“Did you get anything, Jack?” Caine asked. He sounded disheartened.
Jack was advancing, frame by frame. He saw Andrew projecting sonic blasts. He saw him stop, worn out from the effort. He saw the nervous half smile, the moment when he opened his mouth, each syllable, and then…
“We need to play this on a bigger monitor,” Jack said.
They carried the cameras to the computer center and left the tripods and lights behind. There they found a twenty-six-inch monitor, crystal clear. Jack didn’t waste time downloading, just hooked up the leads and started playing. Caine, Drake, and Diana crowded around over his shoulder, eager faces lit with blue light. Panda limped over to a chair and slumped down.
“Look,” Jack explained. “Right here. Watch what happens.”
He advanced the file frame by frame.
“What is that?” Diana asked.
“He’s smiling. See?” Jack said. “And he’s looking at something. And what’s weird is that it’s not possible because this frame is, like, a thirtieth of a second but he’s got time to go from this expression…” He backed it up a frame. “To this expression. To this, see here where he’s moved his head again. And right here, the ropes are slipping away, his hands are free. Move it ahead just three frames and he’s completely gone.”
“What does it mean, Jack?” Caine almost implored.
“Let me look at the other cameras,” Jack stalled.
Of the two remaining video cameras only one had a shot of the actual moment. This one, too, showed a blurry picture of Andrew moving in a sudden jerk from one posture to another. In this one too, the ropes were loose and his arms were extended.
“He’s reaching out for a hug,” Diana said.
The still camera was unlikely to yield anything useful, Jack knew, but he attached it and fast-forwarded to the right time signature. When the photo loaded up there was a collective gasp.
Andrew was clearly visible, smiling, happy, transformed, with arms outstretched. The thing he was reaching toward looked like a light flare, a reflection of something, except that it was an almost fluorescent green and all the lights had been white.
“Zoom in on that green blob,” Caine said.
“It’s a depth-of-field problem,” Jack said. “Let me try to enhance it.” It took a few seconds for the image to focus into the green cloud. It took several layers of enhancement before they could see what looked like a hole ringed by needle-sharp teeth.
“What is that thing?” Drake wondered aloud.
“It looks like…I don’t know,” Jack said. “But it doesn’t look like something you’d be reaching out for.”
“He was seeing something different,” Diana said.
“It altered time somehow, accelerated Andrew’s time,” Jack said, thinking out loud. “So for Andrew, it was all lasting a lot longer than it was for us. For him it may have been ten seconds, or even ten minutes, although for us it was less than the blink of an eye. It was just sheer luck we caught any of it.”
Caine surprised him then and actually patted him on the back. “Don’t sell yourself short, Jack.”
Diana said, “He didn’t just poof. He saw something. He reached out to it. That green thing, what looks like some kind of a monster to us, must have looked like something else to Andrew.”
“What, though?”
“Whatever he wanted it to be,” Diana said. “Whatever he wanted so badly at that moment that he reached for it. If I had to guess? I’d say Andrew saw his mommy.”
Drake spoke for the first time in a while. “So this big blink thing isn’t just some thing that happens.”
“No, there is deception involved,” Caine said. “A trick. A lie.”
“A seduction,” Diana said. “Like one of those carnivorous plants that attracts the bug with perfume and bright colors and then…” She closed her hand around an imaginary bug.
Caine seemed mesmerized by the frozen image. In a dreamy voice he said, “Is it possible to say no? That’s the question. Can we say no to the bright flower? Can we say no…and survive?”
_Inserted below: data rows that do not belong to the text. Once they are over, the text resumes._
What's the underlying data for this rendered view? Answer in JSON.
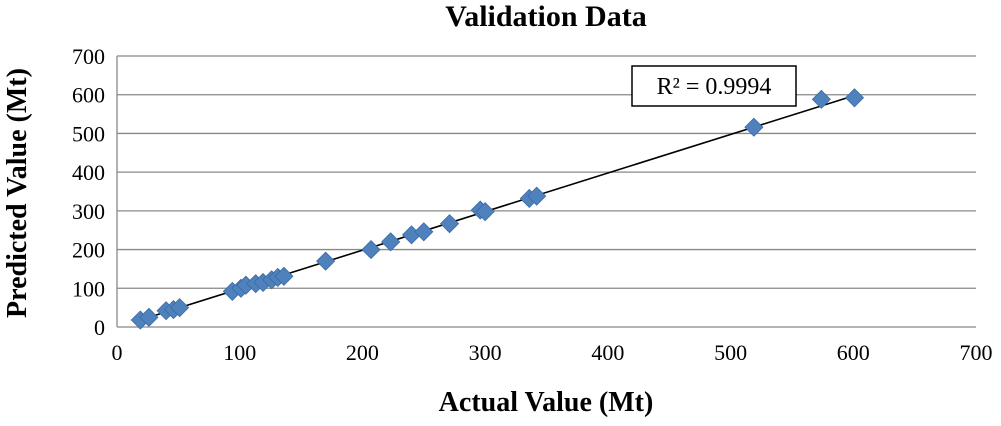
{
  "chart_data": {
    "type": "scatter",
    "title": "Validation Data",
    "xlabel": "Actual Value (Mt)",
    "ylabel": "Predicted Value (Mt)",
    "xlim": [
      0,
      700
    ],
    "ylim": [
      0,
      700
    ],
    "xticks": [
      0,
      100,
      200,
      300,
      400,
      500,
      600,
      700
    ],
    "yticks": [
      0,
      100,
      200,
      300,
      400,
      500,
      600,
      700
    ],
    "grid": "horizontal",
    "series": [
      {
        "marker": "diamond",
        "color": "#4f81bd",
        "points": [
          [
            19,
            18
          ],
          [
            26,
            25
          ],
          [
            40,
            42
          ],
          [
            46,
            45
          ],
          [
            51,
            50
          ],
          [
            94,
            92
          ],
          [
            101,
            100
          ],
          [
            105,
            108
          ],
          [
            113,
            112
          ],
          [
            119,
            115
          ],
          [
            126,
            122
          ],
          [
            131,
            128
          ],
          [
            136,
            131
          ],
          [
            170,
            170
          ],
          [
            207,
            200
          ],
          [
            223,
            220
          ],
          [
            240,
            238
          ],
          [
            250,
            246
          ],
          [
            271,
            267
          ],
          [
            296,
            302
          ],
          [
            300,
            298
          ],
          [
            336,
            332
          ],
          [
            342,
            338
          ],
          [
            519,
            516
          ],
          [
            574,
            588
          ],
          [
            601,
            592
          ]
        ]
      }
    ],
    "trendline": {
      "color": "#000000",
      "x_start": 19,
      "y_start": 18,
      "x_end": 601,
      "y_end": 598
    },
    "annotation": "R² = 0.9994"
  }
}
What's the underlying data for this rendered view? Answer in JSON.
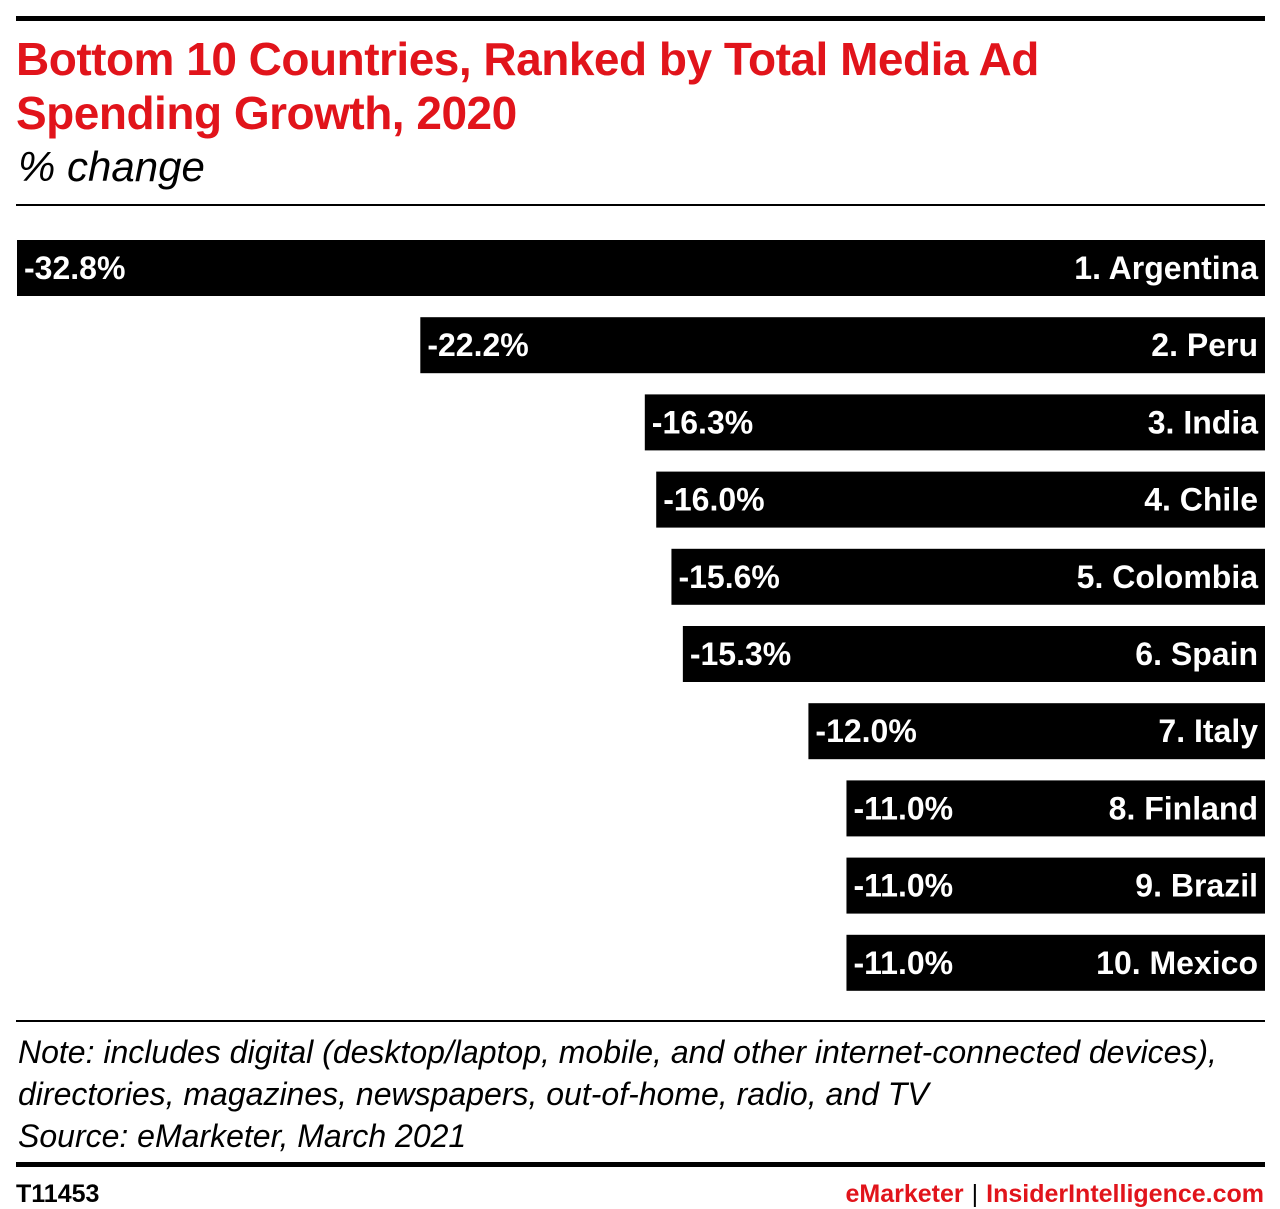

“Okay, I get the mommy thing. But I got another question,” Drake said harshly. “What’s that thing with the teeth?”
THIRTY-THREE
88 HOURS, 24 MINUTES
ALL THROUGH THE night the coyotes slammed against the door, trying to break it down. But Sam and Quinn and Edilio had stripped the cabin of everything that could be used to strengthen the door, and it would hold. Sam was confident of that.
For a while, at least.
“They’re locked out,” Sam said.
“And we’re locked in,” Lana agreed.
“Can you do it?” Astrid asked Sam.
“I don’t know,” Sam admitted. “I guess. But I have to go out there to do it. If it works, okay. Maybe. If it doesn’t…”
“More pudding anyone?” Quinn, trying to lighten the mood.
“Better to stay in here,” Astrid opined. “They’ll have to come through the door. That means one or two at a time. Wouldn’t that be easier, Sam?”
“Yeah. It’ll be a party.” He held out his tin cup. “Quinn: pudding me.”
After several long hours the coyotes tired of slamming against the door. The trapped kids grabbed a few hours of sleep each, two at a time, always making sure two were awake.
The sky began to lighten to pearl gray, not enough to see clearly, but enough for Edilio to find a knothole that gave him a dim view of the front yard.